Kenya’s current account position weakened in May due to a drop in inflows from travel and tourism amid a rise in import expenditure.
The Central Bank of Kenya (CBK) said the current account deficit — which measures inflows and outflows of hard currency —widened to 5.5 percent of gross domestic product (GDP) in the 12 months to May compared to 5.2 percent of GDP in the corresponding period last year.
The CBK said international travel and tourism inflows remained subdued since last year as arrivals are lower by more than 70 percent compared to the pre-pandemic period.
On the other hand, import expenditure, especially on capital goods has continued to rebound after the reopening of firms and industries, but exports recorded a slower recovery.

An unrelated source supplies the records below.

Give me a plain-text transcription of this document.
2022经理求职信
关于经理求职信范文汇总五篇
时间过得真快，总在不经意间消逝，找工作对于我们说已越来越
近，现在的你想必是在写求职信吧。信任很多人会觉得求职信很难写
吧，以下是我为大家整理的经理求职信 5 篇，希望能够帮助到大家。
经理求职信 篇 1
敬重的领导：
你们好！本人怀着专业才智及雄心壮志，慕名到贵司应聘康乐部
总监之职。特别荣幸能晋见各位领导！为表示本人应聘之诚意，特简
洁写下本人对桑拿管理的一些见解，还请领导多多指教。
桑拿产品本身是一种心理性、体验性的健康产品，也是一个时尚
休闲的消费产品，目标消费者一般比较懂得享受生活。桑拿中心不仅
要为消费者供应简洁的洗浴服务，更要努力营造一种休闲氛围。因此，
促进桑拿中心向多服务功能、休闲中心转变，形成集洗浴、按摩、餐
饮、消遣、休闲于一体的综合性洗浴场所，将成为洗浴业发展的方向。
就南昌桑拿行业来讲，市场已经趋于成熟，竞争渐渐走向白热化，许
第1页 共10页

“The higher deficit was attributed to lower service receipts, which more than offset the increased receipts from exports and remittances,” said the CBK.
Remittance inflows in the 12-months to May 2021 increased by 19.5 percent to $3.37 billion (Sh363.4 billion) from $2.82 billion (Sh304.1 billion) in the year to May 2020. The deficit has been increasing since February when it was recorded at 4.6 percent, 5.1 per cent in March and 5.2 percent in April.
This has been attributed to a rebound in import outflows — which are an indicator that businesses and individuals are regaining their footing and therefore ramping up good orders from overseas markets.
Data from the CBK shows the import bill grew by 22.5 percent to Sh669.4 billion in the first four months of the year, driven largely by commercial goods.
This jump in imports helped widen the trade deficit to Sh420 billion, given exports receipt in the period grew at a slower pace of 12.2 percent to Sh248 billion, compared to the Sh221.9 billion earned over a similar period last year.